The third step the AI agent will take is to check over what it has done to ensure everything is correct and that no further actions are needed. A crucial check at this stage could be, for example, to check that the dates suggested in the email for a meeting match the ones the agent has selected for a calendar invite. If a mistake was made, it would return to previous steps to ensure the right dates were selected, before moving on to step three once more.
When the agent has determined that no further actions need to be taken to execute its plan, the response to the email is sent, and its goal is achieved.
Chain-of-Thought (CoT) Reasoning Our agentic systems use CoT Reasoning: breaking down a specific goal into smaller steps, where at each step the AI is asked to plan, ‘reflect’ on how things are going, and then determine what the next appropriate action is. Many of the other AI agents described above who use LLMs will also perform the CoT technique to increase the accuracy of responses/outputs. |
To AI agency, and beyond
2025 has been labelled as the year of AI agents, with much hype over the development of increasingly autonomous systems. They’ve been heralded as the key stepping stone to AGI – another term with a plethora of definitions, but commonly understood as a future form of AI that surpasses human capabilities. Whether AGI is even possible is still up for debate, and deserves a separate discussion.
But AI agents have indisputably arrived and as organisations start planning for 2026 the question of “what comes next?” is increasingly posed. Autonomous AI systems are being used in proliferating ways: for research, design, content generation, and as personal assistants, to name a few. These agents are performing economically relevant work for individuals, companies and governments. And their uptake doesn’t seem to be slowing down.
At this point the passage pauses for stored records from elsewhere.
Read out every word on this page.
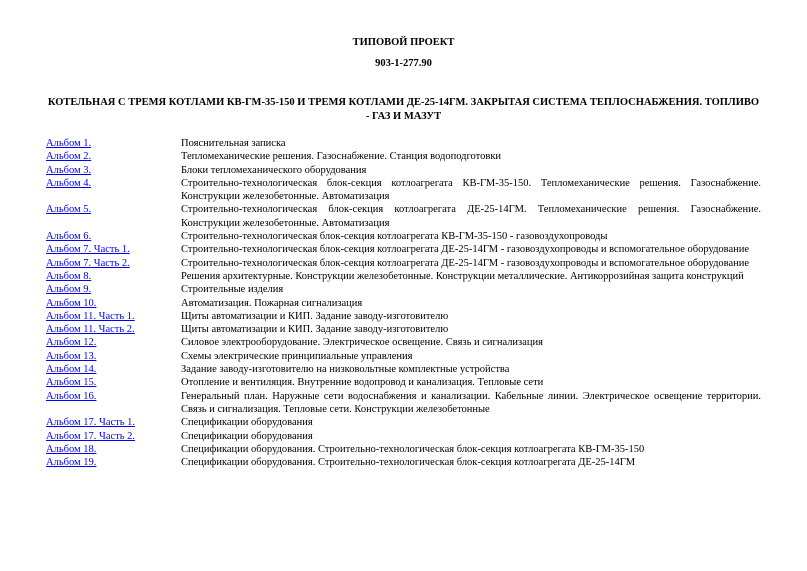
ТИПОВОЙ ПРОЕКТ
903-1-277.90
КОТЕЛЬНАЯ С ТРЕМЯ КОТЛАМИ КВ-ГМ-35-150 И ТРЕМЯ КОТЛАМИ ДЕ-25-14ГМ. ЗАКРЫТАЯ СИСТЕМА ТЕПЛОСНАБЖЕНИЯ. ТОПЛИВО - ГАЗ И МАЗУТ
Альбом 1.	Пояснительная записка
Альбом 2.	Тепломеханические решения. Газоснабжение. Станция водоподготовки
Альбом 3.	Блоки тепломеханического оборудования
Альбом 4.	Строительно-технологическая блок-секция котлоагрегата КВ-ГМ-35-150. Тепломеханические решения. Газоснабжение. Конструкции железобетонные. Автоматизация
Альбом 5.	Строительно-технологическая блок-секция котлоагрегата ДЕ-25-14ГМ. Тепломеханические решения. Газоснабжение. Конструкции железобетонные. Автоматизация
Альбом 6.	Строительно-технологическая блок-секция котлоагрегата КВ-ГМ-35-150 - газовоздухопроводы
Альбом 7. Часть 1.	Строительно-технологическая блок-секция котлоагрегата ДЕ-25-14ГМ - газовоздухопроводы и вспомогательное оборудование
Альбом 7. Часть 2.	Строительно-технологическая блок-секция котлоагрегата ДЕ-25-14ГМ - газовоздухопроводы и вспомогательное оборудование
Альбом 8.	Решения архитектурные. Конструкции железобетонные. Конструкции металлические. Антикоррозийная защита конструкций
Альбом 9.	Строительные изделия
Альбом 10.	Автоматизация. Пожарная сигнализация
Альбом 11. Часть 1.	Щиты автоматизации и КИП. Задание заводу-изготовителю
Альбом 11. Часть 2.	Щиты автоматизации и КИП. Задание заводу-изготовителю
Альбом 12.	Силовое электрооборудование. Электрическое освещение. Связь и сигнализация
Альбом 13.	Схемы электрические принципиальные управления
Альбом 14.	Задание заводу-изготовителю на низковольтные комплектные устройства
Альбом 15.	Отопление и вентиляция. Внутренние водопровод и канализация. Тепловые сети
Альбом 16.	Генеральный план. Наружные сети водоснабжения и канализации. Кабельные линии. Электрическое освещение территории. Связь и сигнализация. Тепловые сети. Конструкции железобетонные
Альбом 17. Часть 1.	Спецификации оборудования
Альбом 17. Часть 2.	Спецификации оборудования
Альбом 18.	Спецификации оборудования. Строительно-технологическая блок-секция котлоагрегата КВ-ГМ-35-150
Альбом 19.	Спецификации оборудования. Строительно-технологическая блок-секция котлоагрегата ДЕ-25-14ГМ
However, in spite of the impressive feats achieved with AI, even the most cutting-edge systems are fallible. A major limitation with existing AI agents is their reasonably short-term ‘memory’; they can’t undertake tasks that take a substantially long time. Recent developments in the industry aim to give agents longer-term memories so that they can, for example, work on projects that span multiple days or even weeks, or large code projects with hundreds of different files that interact with each other.
AI also has the capability to ‘hallucinate’ (which is why it’s important to keep humans in the loop, rather than heading down a route of full automation). They invent things, and can bizarrely struggle on simple tasks, like word problems or mathematical questions. While tool use and tweaks in training might have fixed previous examples of “how many r’s are in the word strawberry” or multiplying big numbers, these systems still make mistakes – it’s stated in the smallprint on ChatGPT and Gemini. While helpful, they also represent one ‘voice’. They don’t hold all the answers, particularly when it comes to strategic decisions or the future.
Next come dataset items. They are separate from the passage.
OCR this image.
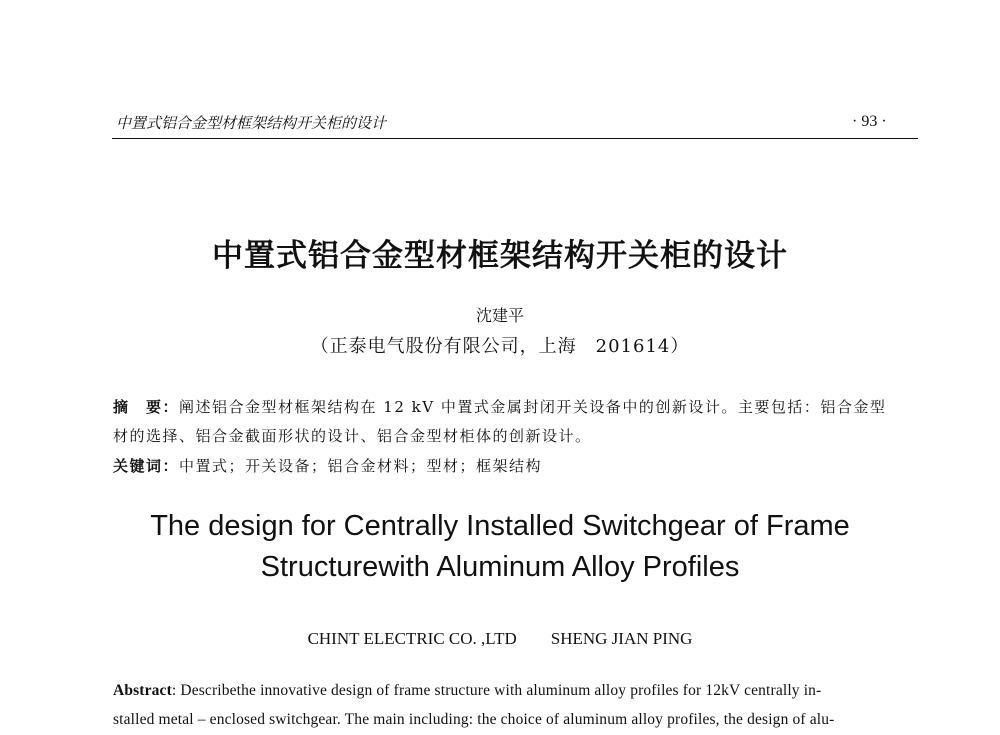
中置式铝合金型材框架结构开关柜的设计	· 93 ·
中置式铝合金型材框架结构开关柜的设计
沈建平
（正泰电气股份有限公司，上海　201614）
摘　要：阐述铝合金型材框架结构在 12 kV 中置式金属封闭开关设备中的创新设计。主要包括：铝合金型
材的选择、铝合金截面形状的设计、铝合金型材柜体的创新设计。
关键词：中置式；开关设备；铝合金材料；型材；框架结构
The design for Centrally Installed Switchgear of Frame
Structurewith Aluminum Alloy Profiles
CHINT ELECTRIC CO. ,LTD　　SHENG JIAN PING
Abstract: Describethe innovative design of frame structure with aluminum alloy profiles for 12kV centrally in-
stalled metal – enclosed switchgear. The main including: the choice of aluminum alloy profiles, the design of alu-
Which is why it remains to be seen what exactly 2026 will bring in terms of more advanced agentic systems, though it’s hard to disagree with trajectories that suggest agents will become more prevalent in everyday lives and businesses. How they materialise in our lives however, is something worth considering.
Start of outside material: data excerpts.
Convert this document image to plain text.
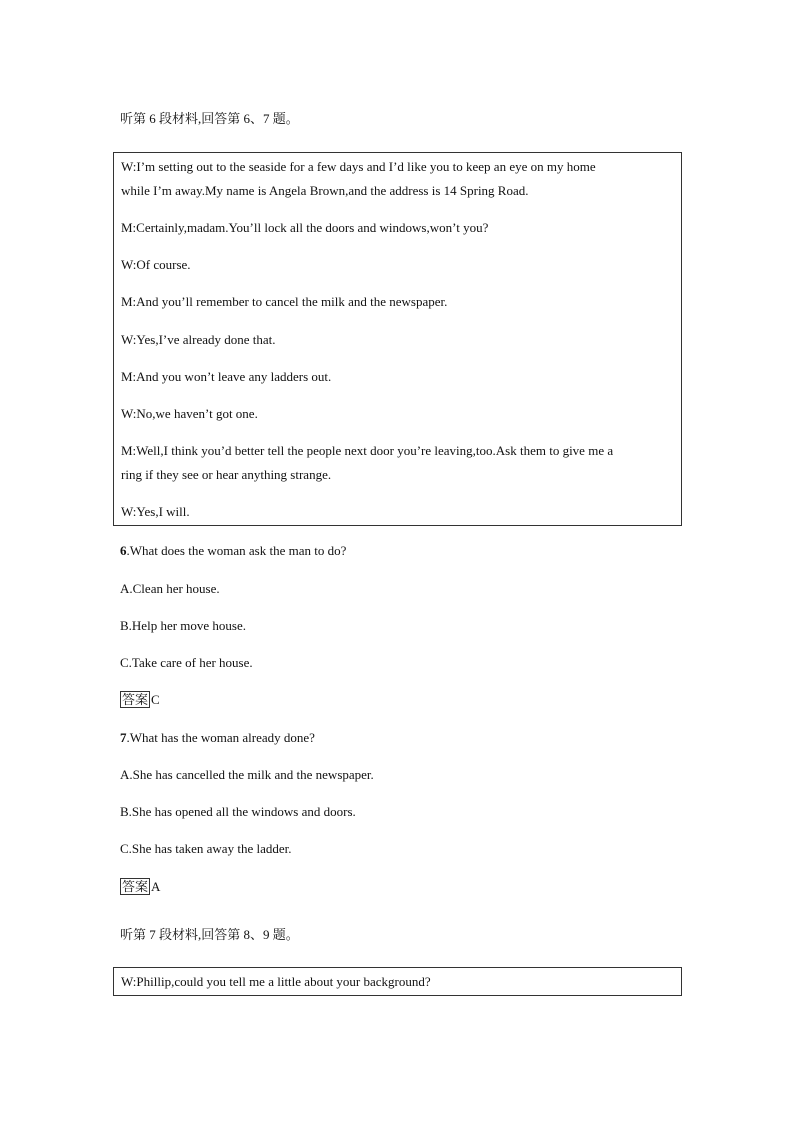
听第 6 段材料,回答第 6、7 题。
W:I’m setting out to the seaside for a few days and I’d like you to keep an eye on my home
while I’m away.My name is Angela Brown,and the address is 14 Spring Road.
M:Certainly,madam.You’ll lock all the doors and windows,won’t you?
W:Of course.
M:And you’ll remember to cancel the milk and the newspaper.
W:Yes,I’ve already done that.
M:And you won’t leave any ladders out.
W:No,we haven’t got one.
M:Well,I think you’d better tell the people next door you’re leaving,too.Ask them to give me a
ring if they see or hear anything strange.
W:Yes,I will.
6.What does the woman ask the man to do?
A.Clean her house.
B.Help her move house.
C.Take care of her house.
答案 C
7.What has the woman already done?
A.She has cancelled the milk and the newspaper.
B.She has opened all the windows and doors.
C.She has taken away the ladder.
答案 A
听第 7 段材料,回答第 8、9 题。
W:Phillip,could you tell me a little about your background?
A thought shared by Jason Fried, co-founder of 37signals, analogises AI as writing in the colour brown. He reflects that each writing style has its own colour. When AI’s write, they draw on their immense training data to combine all styles, resulting in brown writing. In a tangent analogy, using just AI could be compared to brown. In order to paint a masterpiece, you need a depth of colour. In other words, to create great work, you need a depth in ideas, perspectives, voices. Relying too heavily on AI might get us just that – brown.